「自分が今後野球をやる上でずっとやっていきたいことなので、そこは変わらないです」
どこまでも通る声がグラウンドには常に飛び交っていた。栗原が大事にするのは“声”を出し続けること。チームを鼓舞する姿勢を貫きたいと話す。小久保裕紀監督は「声を出すのはある意味、ホークスの伝統でもある。それも王イズムですから。評価に値するということは伝えました」と選手に考えをぶつけている。

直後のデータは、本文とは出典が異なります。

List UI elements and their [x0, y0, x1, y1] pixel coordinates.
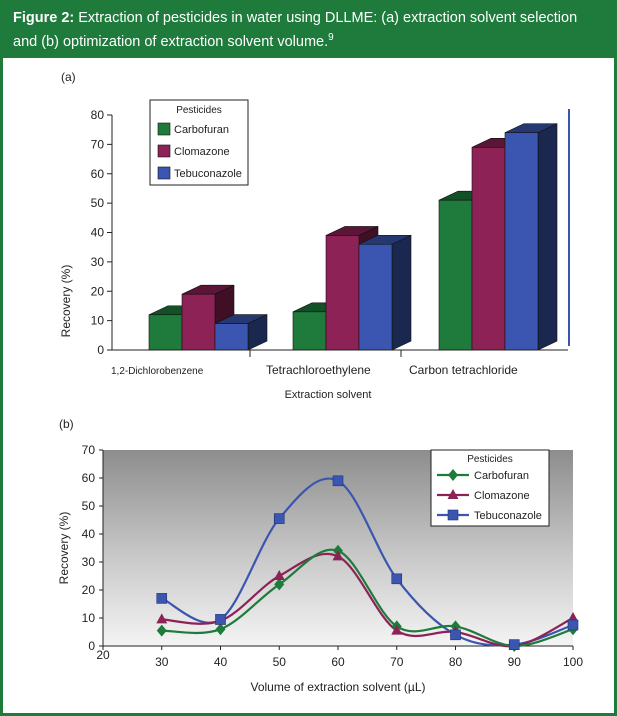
y-tick-label-a: 50	[91, 196, 105, 210]
x-tick-label-b: 20	[96, 648, 110, 662]
legend-marker-b	[447, 509, 459, 521]
y-tick-label-b: 70	[82, 443, 96, 457]
category-label-a: Tetrachloroethylene	[266, 363, 371, 377]
x-tick-label-b: 30	[155, 655, 169, 669]
legend-marker-b	[447, 489, 459, 499]
point-tebuconazole	[332, 475, 344, 487]
panel-label-b: (b)	[59, 417, 74, 431]
y-tick-label-b: 20	[82, 583, 96, 597]
point-clomazone	[273, 570, 285, 580]
y-axis-label-b: Recovery (%)	[57, 512, 71, 585]
point-tebuconazole	[156, 593, 168, 604]
figure-caption: Figure 2: Extraction of pesticides in wa…	[3, 3, 614, 58]
legend-swatch-a	[157, 166, 171, 180]
point-tebuconazole	[273, 513, 285, 524]
point-tebuconazole	[508, 639, 520, 650]
y-tick-label-b: 40	[82, 527, 96, 541]
x-axis-label-a: Extraction solvent	[285, 389, 372, 401]
category-label-a: Carbon tetrachloride	[409, 363, 518, 377]
x-tick-label-b: 100	[563, 655, 583, 669]
legend-label-a: Tebuconazole	[174, 168, 242, 180]
bar-tebuconazole-3	[504, 123, 558, 351]
legend-label-b: Tebuconazole	[474, 510, 542, 522]
legend-swatch-a	[157, 144, 171, 158]
y-tick-label-b: 50	[82, 499, 96, 513]
legend-title-a: Pesticides	[176, 105, 222, 116]
legend-label-b: Clomazone	[474, 490, 530, 502]
point-carbofuran	[274, 578, 285, 591]
bar-chart-a: (a) 0 10 20 30 40 50 60 70 80 1,2-Dichlorobenzen…	[59, 70, 570, 401]
y-tick-label-a: 80	[91, 108, 105, 122]
point-carbofuran	[215, 623, 226, 636]
x-axis-label-b: Volume of extraction solvent (µL)	[251, 680, 426, 694]
point-tebuconazole	[567, 619, 579, 631]
y-tick-label-a: 40	[91, 226, 105, 240]
bar-tebuconazole-1	[214, 314, 268, 351]
figure-label: Figure 2:	[13, 10, 75, 26]
point-carbofuran	[156, 624, 167, 637]
y-tick-label-b: 30	[82, 555, 96, 569]
y-tick-label-b: 60	[82, 471, 96, 485]
y-tick-label-a: 10	[91, 314, 105, 328]
legend-title-b: Pesticides	[467, 454, 513, 465]
x-tick-label-b: 50	[273, 655, 287, 669]
y-tick-label-a: 0	[97, 343, 104, 357]
category-label-a: 1,2-Dichlorobenzene	[111, 366, 204, 377]
figure-reference: 9	[328, 32, 334, 43]
legend-marker-b	[448, 469, 458, 481]
bar-tebuconazole-2	[358, 234, 412, 351]
x-tick-label-b: 90	[508, 655, 522, 669]
point-clomazone	[332, 550, 344, 561]
x-tick-label-b: 40	[214, 655, 228, 669]
legend-label-a: Clomazone	[174, 146, 230, 158]
y-tick-label-a: 20	[91, 284, 105, 298]
series-line-carbofuran	[161, 548, 574, 648]
y-axis-label-a: Recovery (%)	[59, 265, 73, 338]
y-tick-label-a: 60	[91, 167, 105, 181]
panel-label-a: (a)	[61, 70, 76, 84]
x-tick-label-b: 60	[331, 655, 345, 669]
legend-swatch-a	[157, 122, 171, 136]
point-tebuconazole	[450, 629, 461, 641]
legend-label-b: Carbofuran	[474, 470, 529, 482]
figure-caption-text: Extraction of pesticides in water using …	[13, 10, 578, 50]
line-chart-b: (b) 0 10 20 30 40 50 60 70 20 30 40 50 60 70 80 90 100 V…	[57, 417, 583, 694]
y-tick-label-b: 0	[88, 639, 95, 653]
legend-label-a: Carbofuran	[174, 124, 229, 136]
x-tick-label-b: 70	[390, 655, 404, 669]
point-tebuconazole	[215, 614, 226, 625]
point-tebuconazole	[391, 573, 403, 585]
point-clomazone	[156, 613, 168, 624]
legend-b: Pesticides Carbofuran Clomazone Tebuconazol…	[430, 449, 550, 527]
x-tick-label-b: 80	[449, 655, 463, 669]
series-line-tebuconazole	[161, 477, 574, 647]
point-clomazone	[567, 612, 579, 622]
y-tick-label-a: 30	[91, 255, 105, 269]
point-clomazone	[391, 624, 403, 635]
y-tick-label-a: 70	[91, 137, 105, 151]
y-tick-label-b: 10	[82, 611, 96, 625]
legend-a: Pesticides Carbofuran Clomazone Tebuconazol…	[149, 99, 249, 186]
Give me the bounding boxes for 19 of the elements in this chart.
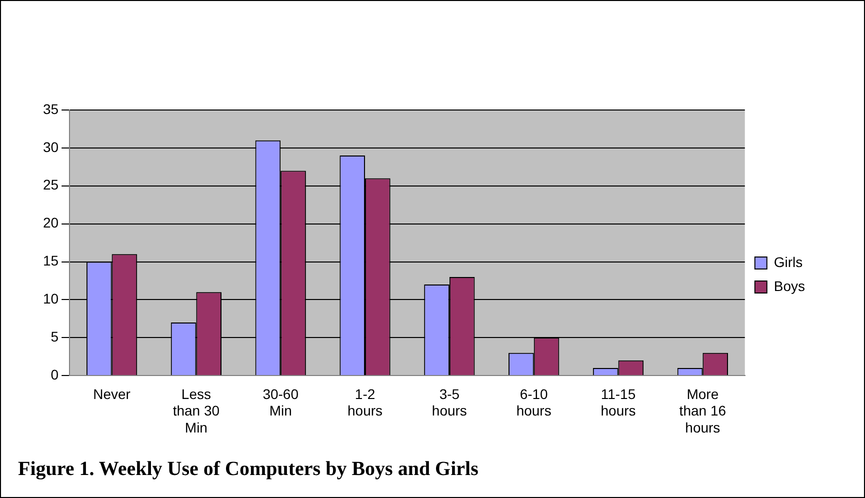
legend-label: Girls	[774, 254, 803, 270]
x-tick-label: 30-60 Min	[262, 386, 299, 419]
y-tick-label: 30	[42, 138, 59, 155]
y-tick-label: 5	[50, 328, 59, 345]
y-tick-label: 0	[50, 366, 59, 382]
x-tick-label: More than 16 hours	[679, 386, 726, 436]
y-tick-label: 20	[42, 214, 59, 231]
x-tick-label: 3-5 hours	[432, 386, 467, 419]
x-tick-label: 6-10 hours	[516, 386, 552, 419]
x-tick-label: Less than 30 Min	[172, 386, 220, 436]
x-tick-label: Never	[93, 386, 131, 402]
y-tick-label: 35	[42, 100, 59, 117]
y-tick-label: 25	[42, 176, 59, 193]
text: Figure 1. Weekly Use of Computers by Boys and Girls	[18, 458, 478, 481]
legend-label: Boys	[774, 278, 805, 294]
y-tick-label: 10	[42, 290, 59, 307]
y-tick-label: 15	[42, 252, 59, 269]
x-tick-label: 1-2 hours	[348, 386, 383, 419]
x-tick-label: 11-15 hours	[600, 386, 636, 419]
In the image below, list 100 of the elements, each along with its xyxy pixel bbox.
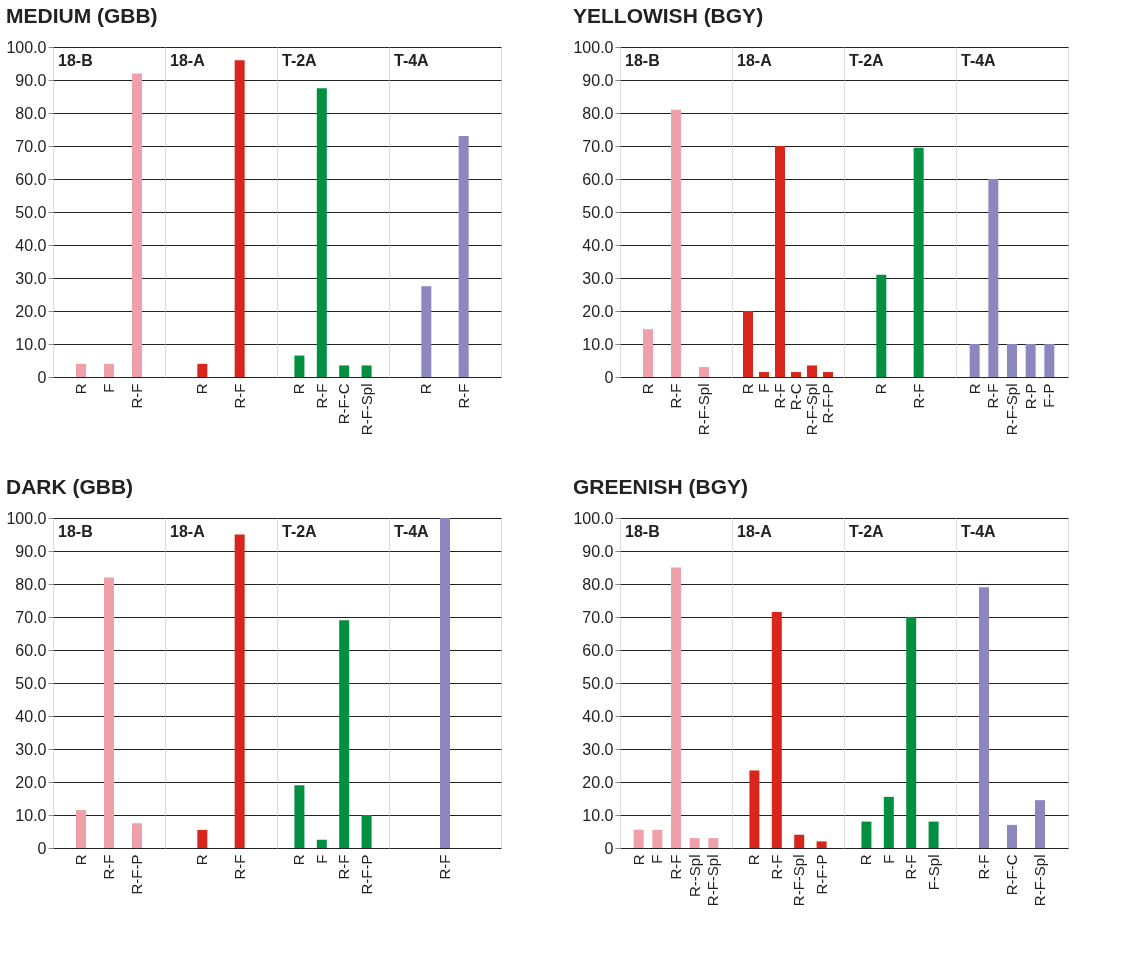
x-tick-label: R (193, 383, 211, 395)
chart-subtitle: 18-B (625, 523, 660, 540)
y-tick-label: 70.0 (15, 608, 47, 626)
y-tick-label: 10.0 (15, 806, 47, 824)
x-tick-label: F-Spl (924, 854, 942, 891)
chart-title: DARK (GBB) (5, 475, 134, 498)
chart-subtitle: 18-B (58, 523, 93, 540)
chart-subtitle: T-2A (849, 523, 885, 540)
bar (708, 838, 719, 848)
bar (807, 365, 817, 377)
chart-subtitle: 18-B (625, 52, 660, 69)
x-tick-label: R--Spl (685, 854, 703, 898)
x-tick-label: F-P (1040, 383, 1058, 408)
bar (743, 311, 753, 377)
y-tick-label: 30.0 (15, 269, 47, 287)
y-tick-label: 0 (604, 839, 614, 857)
x-tick-label: R-F-Spl (704, 854, 722, 907)
y-tick-label: 70.0 (582, 137, 614, 155)
bar (652, 829, 663, 848)
y-tick-label: 30.0 (15, 740, 47, 758)
bar (643, 329, 653, 377)
y-tick-label: 80.0 (15, 104, 47, 122)
x-tick-label: R-F-P (357, 854, 375, 895)
y-tick-label: 20.0 (582, 302, 614, 320)
chart-subtitle: T-4A (961, 523, 997, 540)
y-tick-label: 50.0 (582, 203, 614, 221)
x-tick-label: R-F (909, 383, 927, 409)
y-tick-label: 60.0 (582, 641, 614, 659)
x-tick-label: R-F-Spl (357, 383, 375, 436)
chart-subtitle: T-4A (961, 52, 997, 69)
chart-subtitle: T-4A (394, 52, 430, 69)
bar (749, 770, 760, 848)
x-tick-label: R-F (128, 383, 145, 409)
y-tick-label: 60.0 (582, 170, 614, 188)
y-tick-label: 80.0 (582, 104, 614, 122)
chart-title: MEDIUM (GBB) (5, 4, 158, 27)
x-tick-label: R (745, 854, 763, 866)
x-tick-label: R (639, 383, 656, 395)
x-tick-label: R (872, 383, 890, 395)
x-tick-label: R-F (975, 854, 992, 880)
y-tick-label: 60.0 (15, 170, 47, 188)
bar (823, 372, 833, 377)
x-tick-label: R (965, 383, 983, 395)
bar (132, 823, 142, 848)
y-tick-label: 100.0 (6, 509, 47, 527)
y-tick-label: 20.0 (582, 773, 614, 791)
y-tick-label: 100.0 (6, 38, 47, 56)
y-tick-label: 70.0 (582, 608, 614, 626)
x-tick-label: F (879, 854, 897, 864)
x-tick-label: R-F (335, 854, 353, 880)
x-tick-label: R (290, 854, 308, 866)
x-tick-label: R (193, 854, 211, 866)
bar (671, 109, 681, 377)
x-tick-label: R (72, 854, 89, 866)
x-tick-label: R-F (436, 854, 453, 880)
y-tick-label: 0 (604, 368, 614, 386)
x-tick-label: R-F-Spl (695, 383, 712, 436)
y-tick-label: 30.0 (582, 269, 614, 287)
x-tick-label: F (312, 854, 330, 864)
bar (76, 810, 86, 848)
y-tick-label: 10.0 (582, 806, 614, 824)
x-tick-label: R-F-C (335, 383, 353, 425)
y-tick-label: 0 (37, 368, 47, 386)
y-tick-label: 90.0 (582, 71, 614, 89)
x-tick-label: R (417, 383, 435, 395)
x-tick-label: R-F (454, 383, 472, 409)
x-tick-label: R (629, 854, 647, 866)
x-tick-label: R-F-P (128, 854, 145, 895)
x-tick-label: R-P (1021, 383, 1039, 410)
x-tick-label: R-F-Spl (790, 854, 808, 907)
y-tick-label: 0 (37, 839, 47, 857)
bar (316, 839, 327, 848)
y-tick-label: 100.0 (573, 38, 614, 56)
y-tick-label: 20.0 (15, 773, 47, 791)
y-tick-label: 10.0 (582, 335, 614, 353)
x-tick-label: R-F (771, 383, 788, 409)
x-tick-label: R-F-P (812, 854, 830, 895)
y-tick-label: 80.0 (582, 575, 614, 593)
bar (104, 577, 114, 848)
y-tick-label: 80.0 (15, 575, 47, 593)
chart-subtitle: 18-A (170, 52, 206, 69)
x-tick-label: F (755, 383, 772, 393)
x-tick-label: R-F-P (819, 383, 836, 424)
x-tick-label: R-F (667, 383, 684, 409)
bar (775, 146, 785, 377)
chart-subtitle: 18-A (737, 52, 773, 69)
bar (633, 829, 644, 848)
chart-title: GREENISH (BGY) (572, 475, 748, 498)
y-tick-label: 40.0 (15, 707, 47, 725)
chart-subtitle: T-2A (282, 523, 318, 540)
bar (699, 367, 709, 377)
y-tick-label: 40.0 (15, 236, 47, 254)
y-tick-label: 20.0 (15, 302, 47, 320)
x-tick-label: R-F (100, 854, 117, 880)
y-tick-label: 100.0 (573, 509, 614, 527)
y-tick-label: 60.0 (15, 641, 47, 659)
y-tick-label: 50.0 (15, 674, 47, 692)
x-tick-label: R-F (667, 854, 684, 880)
chart-subtitle: 18-A (737, 523, 773, 540)
y-tick-label: 90.0 (15, 542, 47, 560)
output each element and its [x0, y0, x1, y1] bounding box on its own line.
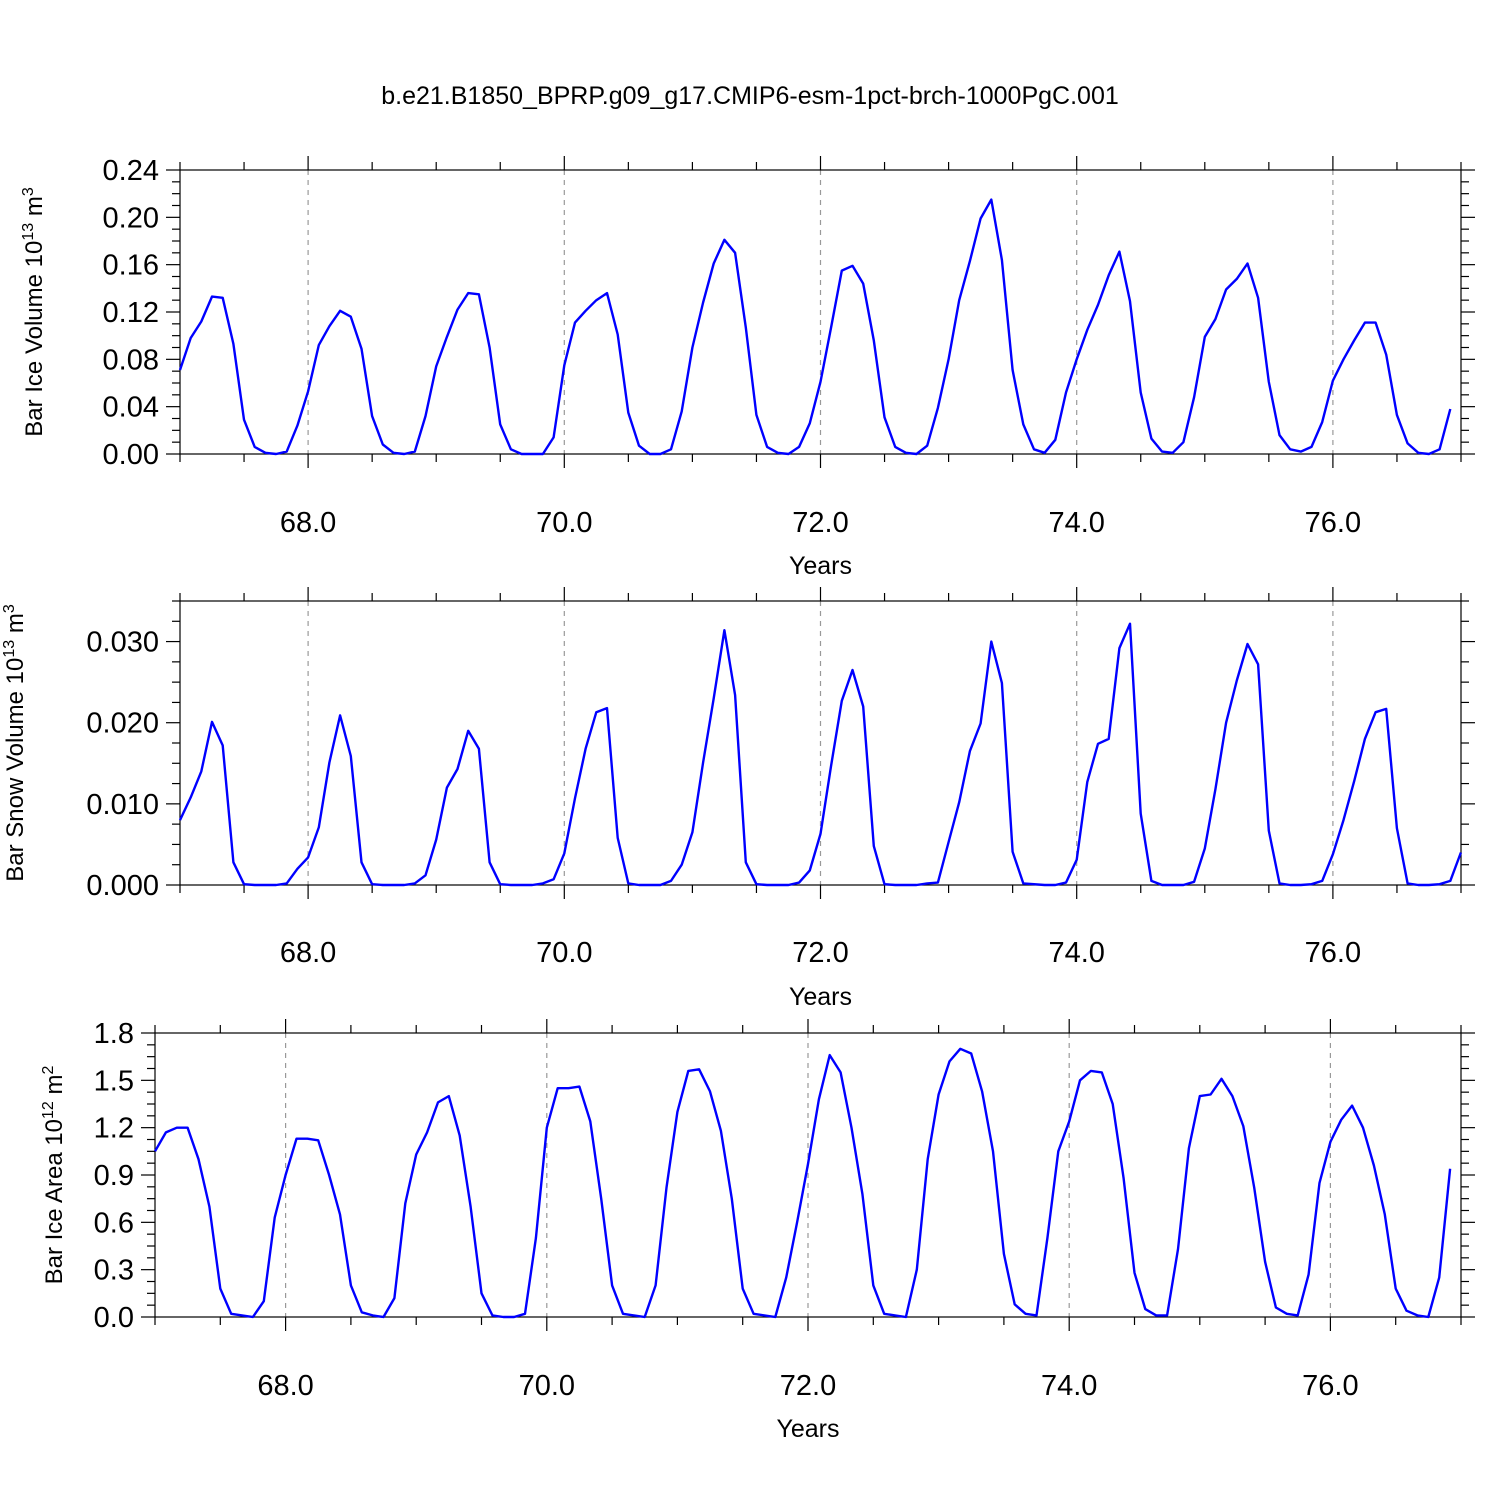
x-tick-label: 72.0 [792, 507, 848, 539]
y-tick-label: 0.3 [94, 1255, 134, 1287]
y-axis-label: Bar Snow Volume 1013 m3 [1, 604, 29, 882]
panel-3: 68.0 70.0 72.0 74.0 76.0 0.0 0.3 0.6 0.9 1.2 1.5 1.… [40, 1018, 1475, 1443]
x-tick-label: 74.0 [1041, 1370, 1097, 1402]
y-tick-label: 0.08 [103, 344, 159, 376]
y-tick-label: 0.20 [103, 202, 159, 234]
x-axis-label: Years [789, 983, 852, 1011]
x-tick-label: 72.0 [792, 937, 848, 969]
figure-title: b.e21.B1850_BPRP.g09_g17.CMIP6-esm-1pct-… [381, 82, 1119, 110]
y-tick-label: 0.6 [94, 1207, 134, 1239]
y-tick-label: 1.2 [94, 1113, 134, 1145]
series-line [178, 622, 1463, 887]
y-tick-label: 0.000 [86, 870, 159, 902]
x-axis-label: Years [789, 552, 852, 580]
y-axis-label: Bar Ice Volume 1013 m3 [20, 187, 48, 437]
y-tick-label: 0.04 [103, 392, 159, 424]
x-tick-label: 70.0 [536, 507, 592, 539]
x-tick-label: 68.0 [280, 507, 336, 539]
panel-2: 68.0 70.0 72.0 74.0 76.0 0.000 0.010 0.020 0.030… [1, 587, 1475, 1011]
y-tick-label: 0.9 [94, 1160, 134, 1192]
y-tick-label: 0.00 [103, 439, 159, 471]
series-line [178, 198, 1452, 456]
x-tick-label: 70.0 [536, 937, 592, 969]
y-tick-label: 0.0 [94, 1302, 134, 1334]
y-tick-label: 0.16 [103, 250, 159, 282]
x-tick-label: 68.0 [280, 937, 336, 969]
y-tick-label: 0.12 [103, 297, 159, 329]
x-tick-label: 76.0 [1305, 937, 1361, 969]
y-tick-label: 0.24 [103, 155, 159, 187]
y-tick-label: 0.010 [86, 789, 159, 821]
x-tick-label: 68.0 [257, 1370, 313, 1402]
x-tick-label: 72.0 [780, 1370, 836, 1402]
x-tick-label: 74.0 [1048, 937, 1104, 969]
y-tick-label: 0.020 [86, 708, 159, 740]
panel-1: 68.0 70.0 72.0 74.0 76.0 0.00 0.04 0.08 0.12 0.16… [20, 155, 1475, 580]
y-axis-label: Bar Ice Area 1012 m2 [40, 1066, 68, 1285]
x-axis-label: Years [776, 1415, 839, 1443]
y-tick-label: 1.5 [94, 1065, 134, 1097]
x-tick-label: 76.0 [1302, 1370, 1358, 1402]
x-tick-label: 74.0 [1048, 507, 1104, 539]
x-tick-label: 70.0 [519, 1370, 575, 1402]
series-line [153, 1047, 1452, 1319]
x-tick-label: 76.0 [1305, 507, 1361, 539]
y-tick-label: 0.030 [86, 627, 159, 659]
y-tick-label: 1.8 [94, 1018, 134, 1050]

「自分がまず声を出すことが一番なので。僕から後輩に言うことはないです」
若手選手は率先して声を出し、首脳陣にアピールしていかなければならない。だが、中堅やベテラン選手が大きな声を出すことは、レギュラーを渡さないという意思表示でもある。“自分の城”を守るための行動の1つが声を出すということだ。
3割30本という目標を小久保監督から提示されている中で、アーリーワークなどにも積極的に参加し、日々打ち込む姿を見せた。それでも、「例年に比べたら少ないと思います。もっともっと結果を残すためには、これから上げていかないといけないかなと思います」と、現状に満足することなく、更なる高みを目指す。
やりたいことはいくらやっても足りないという向上心。自身の調子や成績に影響されることはなく、グラウンドでは誰よりも声を出す。春季キャンプでは多くの首脳陣から声を出すことの重要性と、それがアピールに繋がるという発言が多く聞かれたが、「声で目立つことは大事です。それはずっと続けます」。栗原にとっては至極当然のことだ。見習わなければならないのはそんな姿なのではないだろうか。選手たちが福岡へと戻ったあとのアイビースタジアムの静けさからは、寂しさを感じた。